By John Rother
Blog post from January 7, 2018
There were two big stories from the pharmaceutical industry this week, both reported by the Wall Street Journal: 1) Bristol-Myers Squibb intends to acquire Celgene in a $74 billion dollar deal; and 2) drug manufacturers have already hiked prices for hundreds of medicines for 2019. Both stories suggest that tough talk from President Trump isn’t working to restrain drug prices.
There is neither self-restraint nor discipline of “the market” in the pharmaceutical industry. Bipartisan oversight and legislative reforms are needed to rebalance incentives and rewards to protect taxpayers and patients while retaining incentives for real innovation. Fortunately, new leadership in the U.S. House of Representatives is pledging to take such action. The new Chairman of the Senate Finance Committee, Senator Charles Grassley of Iowa, also has a track record of vigorous oversight. Chairman Grassley led the fight to require that pharmaceutical makers report gifts to physicians (i.e. “the Sunshine Act”), which was included in the Affordable Care Act.
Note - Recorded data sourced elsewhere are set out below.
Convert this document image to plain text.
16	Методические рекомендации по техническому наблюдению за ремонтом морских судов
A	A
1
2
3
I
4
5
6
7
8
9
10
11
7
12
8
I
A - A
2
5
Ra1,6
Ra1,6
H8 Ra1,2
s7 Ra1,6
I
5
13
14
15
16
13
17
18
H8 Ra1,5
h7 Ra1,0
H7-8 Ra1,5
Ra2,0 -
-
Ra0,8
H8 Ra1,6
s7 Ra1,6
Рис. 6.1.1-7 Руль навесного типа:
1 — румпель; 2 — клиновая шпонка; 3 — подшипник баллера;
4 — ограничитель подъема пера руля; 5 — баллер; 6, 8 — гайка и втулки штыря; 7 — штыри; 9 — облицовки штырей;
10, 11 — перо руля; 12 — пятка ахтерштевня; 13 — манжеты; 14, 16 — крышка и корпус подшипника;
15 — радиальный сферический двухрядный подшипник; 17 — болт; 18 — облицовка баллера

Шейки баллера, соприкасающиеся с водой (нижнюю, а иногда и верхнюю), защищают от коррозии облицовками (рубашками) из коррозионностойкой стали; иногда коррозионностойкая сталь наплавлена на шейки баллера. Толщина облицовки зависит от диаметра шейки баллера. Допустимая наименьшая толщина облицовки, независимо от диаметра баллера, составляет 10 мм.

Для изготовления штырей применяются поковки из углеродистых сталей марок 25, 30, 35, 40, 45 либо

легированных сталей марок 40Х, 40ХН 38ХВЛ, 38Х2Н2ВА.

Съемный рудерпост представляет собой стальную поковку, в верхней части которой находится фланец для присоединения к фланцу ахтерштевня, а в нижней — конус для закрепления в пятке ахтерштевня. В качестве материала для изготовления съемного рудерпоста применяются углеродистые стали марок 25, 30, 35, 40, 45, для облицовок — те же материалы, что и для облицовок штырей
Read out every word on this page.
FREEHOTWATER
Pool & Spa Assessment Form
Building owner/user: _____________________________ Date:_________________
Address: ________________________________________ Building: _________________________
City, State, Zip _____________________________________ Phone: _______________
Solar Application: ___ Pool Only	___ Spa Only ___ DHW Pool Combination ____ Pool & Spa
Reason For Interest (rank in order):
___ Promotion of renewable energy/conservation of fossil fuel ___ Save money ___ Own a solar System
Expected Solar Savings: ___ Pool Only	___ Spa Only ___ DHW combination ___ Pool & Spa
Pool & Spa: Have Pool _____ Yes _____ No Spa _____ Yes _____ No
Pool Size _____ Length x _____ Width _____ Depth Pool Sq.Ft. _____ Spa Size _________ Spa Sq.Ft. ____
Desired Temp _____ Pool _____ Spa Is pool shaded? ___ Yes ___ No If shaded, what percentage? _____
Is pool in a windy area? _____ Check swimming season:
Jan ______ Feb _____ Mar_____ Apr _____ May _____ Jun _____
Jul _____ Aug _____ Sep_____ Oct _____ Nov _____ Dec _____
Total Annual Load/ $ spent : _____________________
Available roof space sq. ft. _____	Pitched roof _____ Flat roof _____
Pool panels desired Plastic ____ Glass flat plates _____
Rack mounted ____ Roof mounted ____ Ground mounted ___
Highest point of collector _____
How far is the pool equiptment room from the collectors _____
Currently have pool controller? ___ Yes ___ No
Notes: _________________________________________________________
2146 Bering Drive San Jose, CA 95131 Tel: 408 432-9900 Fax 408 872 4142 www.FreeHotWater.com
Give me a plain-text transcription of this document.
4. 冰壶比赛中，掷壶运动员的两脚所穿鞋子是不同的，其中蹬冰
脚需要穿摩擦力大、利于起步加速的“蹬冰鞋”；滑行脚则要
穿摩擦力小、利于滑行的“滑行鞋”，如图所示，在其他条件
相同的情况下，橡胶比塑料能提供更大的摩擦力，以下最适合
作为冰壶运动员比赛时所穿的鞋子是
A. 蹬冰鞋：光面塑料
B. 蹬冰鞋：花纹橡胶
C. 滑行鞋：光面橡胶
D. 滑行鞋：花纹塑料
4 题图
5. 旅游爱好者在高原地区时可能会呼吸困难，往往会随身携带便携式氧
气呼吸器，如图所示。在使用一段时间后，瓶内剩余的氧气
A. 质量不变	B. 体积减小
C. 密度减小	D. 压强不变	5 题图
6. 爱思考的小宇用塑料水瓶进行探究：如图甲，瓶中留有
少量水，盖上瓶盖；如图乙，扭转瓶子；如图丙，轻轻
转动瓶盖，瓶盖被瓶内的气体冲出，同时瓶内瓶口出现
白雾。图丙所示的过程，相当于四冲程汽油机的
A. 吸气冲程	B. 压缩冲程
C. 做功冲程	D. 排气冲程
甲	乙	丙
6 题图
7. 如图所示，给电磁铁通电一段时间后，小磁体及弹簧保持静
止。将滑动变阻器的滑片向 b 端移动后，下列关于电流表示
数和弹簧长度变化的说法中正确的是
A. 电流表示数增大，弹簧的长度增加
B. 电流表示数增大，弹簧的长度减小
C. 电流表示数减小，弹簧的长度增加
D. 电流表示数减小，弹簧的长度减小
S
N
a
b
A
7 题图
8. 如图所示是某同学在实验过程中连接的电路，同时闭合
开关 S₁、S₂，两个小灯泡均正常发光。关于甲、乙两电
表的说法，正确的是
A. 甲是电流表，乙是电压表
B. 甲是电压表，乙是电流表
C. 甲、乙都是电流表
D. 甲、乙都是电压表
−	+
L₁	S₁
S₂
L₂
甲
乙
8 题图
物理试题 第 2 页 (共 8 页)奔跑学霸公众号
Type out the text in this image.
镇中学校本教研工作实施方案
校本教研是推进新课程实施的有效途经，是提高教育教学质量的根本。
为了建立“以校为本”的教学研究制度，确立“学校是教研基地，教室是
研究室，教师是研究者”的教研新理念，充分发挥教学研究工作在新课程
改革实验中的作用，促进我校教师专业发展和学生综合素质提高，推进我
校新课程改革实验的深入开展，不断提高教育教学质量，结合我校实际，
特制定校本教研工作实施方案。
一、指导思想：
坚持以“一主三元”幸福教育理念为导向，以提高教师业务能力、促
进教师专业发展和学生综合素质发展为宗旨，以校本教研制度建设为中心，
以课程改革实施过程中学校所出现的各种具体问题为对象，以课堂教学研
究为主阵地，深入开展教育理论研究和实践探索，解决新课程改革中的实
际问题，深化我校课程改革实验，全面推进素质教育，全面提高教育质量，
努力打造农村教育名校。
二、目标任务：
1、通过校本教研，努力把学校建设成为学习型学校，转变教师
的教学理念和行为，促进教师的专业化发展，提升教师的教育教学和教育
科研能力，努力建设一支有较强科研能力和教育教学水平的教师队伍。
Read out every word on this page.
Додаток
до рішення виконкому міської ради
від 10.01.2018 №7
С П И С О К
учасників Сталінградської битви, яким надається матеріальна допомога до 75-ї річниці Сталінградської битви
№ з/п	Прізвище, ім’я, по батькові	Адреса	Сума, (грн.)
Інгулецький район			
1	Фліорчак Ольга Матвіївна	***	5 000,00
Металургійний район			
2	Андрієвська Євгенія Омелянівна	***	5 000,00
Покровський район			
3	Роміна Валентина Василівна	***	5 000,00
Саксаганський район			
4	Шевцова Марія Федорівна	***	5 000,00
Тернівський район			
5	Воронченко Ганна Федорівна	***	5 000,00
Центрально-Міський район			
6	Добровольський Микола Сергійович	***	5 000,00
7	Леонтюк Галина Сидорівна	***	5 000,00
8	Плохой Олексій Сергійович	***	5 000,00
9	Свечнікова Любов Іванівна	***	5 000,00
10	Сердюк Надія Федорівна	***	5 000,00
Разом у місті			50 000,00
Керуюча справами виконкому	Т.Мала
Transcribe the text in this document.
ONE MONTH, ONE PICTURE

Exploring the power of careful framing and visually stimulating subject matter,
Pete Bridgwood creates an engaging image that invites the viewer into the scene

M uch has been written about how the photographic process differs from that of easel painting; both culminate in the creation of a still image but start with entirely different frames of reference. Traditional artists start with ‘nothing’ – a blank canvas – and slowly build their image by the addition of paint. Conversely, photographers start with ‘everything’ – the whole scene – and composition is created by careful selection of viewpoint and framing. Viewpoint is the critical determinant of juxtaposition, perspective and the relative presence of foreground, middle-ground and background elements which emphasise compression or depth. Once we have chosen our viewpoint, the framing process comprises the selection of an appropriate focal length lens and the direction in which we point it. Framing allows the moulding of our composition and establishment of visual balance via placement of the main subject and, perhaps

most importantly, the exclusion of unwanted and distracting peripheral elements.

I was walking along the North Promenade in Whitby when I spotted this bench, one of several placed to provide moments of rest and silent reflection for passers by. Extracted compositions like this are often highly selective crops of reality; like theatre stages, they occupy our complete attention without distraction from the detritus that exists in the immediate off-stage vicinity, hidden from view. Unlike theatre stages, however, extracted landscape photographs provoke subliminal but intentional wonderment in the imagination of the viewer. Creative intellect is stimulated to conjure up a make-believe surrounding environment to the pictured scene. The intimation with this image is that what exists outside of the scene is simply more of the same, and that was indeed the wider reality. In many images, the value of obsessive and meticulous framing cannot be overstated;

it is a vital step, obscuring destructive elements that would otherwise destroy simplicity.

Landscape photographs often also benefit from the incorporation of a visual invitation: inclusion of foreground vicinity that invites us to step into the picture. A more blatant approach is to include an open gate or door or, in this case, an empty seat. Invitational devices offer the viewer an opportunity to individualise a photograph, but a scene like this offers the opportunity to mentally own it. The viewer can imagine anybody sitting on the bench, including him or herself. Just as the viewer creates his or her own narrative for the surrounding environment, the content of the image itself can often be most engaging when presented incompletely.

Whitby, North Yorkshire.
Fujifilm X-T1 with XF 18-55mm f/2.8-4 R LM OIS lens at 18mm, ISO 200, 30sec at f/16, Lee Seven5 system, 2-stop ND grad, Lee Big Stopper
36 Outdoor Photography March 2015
Pharmaceutical giants resist efforts to link their prices to independent reviews of their outcomes and relative effectiveness. They also resist honest accounting and transparency of the cost of drug development and the public subsidies that support it. Notably, Bristol-Myers Squibb is offering Celgene stockholders a special contingent payment if Celgene’s pipeline drugs win FDA approval. In other words, a performance-based reward is offered to shareholders, but not to patients and taxpayers. The costs of escalating drug prices are felt at the pharmacy counter as patient cost-sharing rises, felt by employers and workers in higher premiums, and by all of us as the strain on Medicare and other public budgets crowds out other priorities.
At the National Coalition on Health Care, we intend to work with the new Congress to bring some sanity and sunshine to the pricing practices of Big Pharma. Medicare and Medicare beneficiaries must get a better deal for drugs, and reforms must be made to end patent abuse that prevents competition from lower cost generic drugs. We must have sustainable policies that reward the discovery of true “break through” therapies but don’t require families to set up Go Fund Me pages, or result in insurance premium spikes that put coverage out of reach for more and more Americans.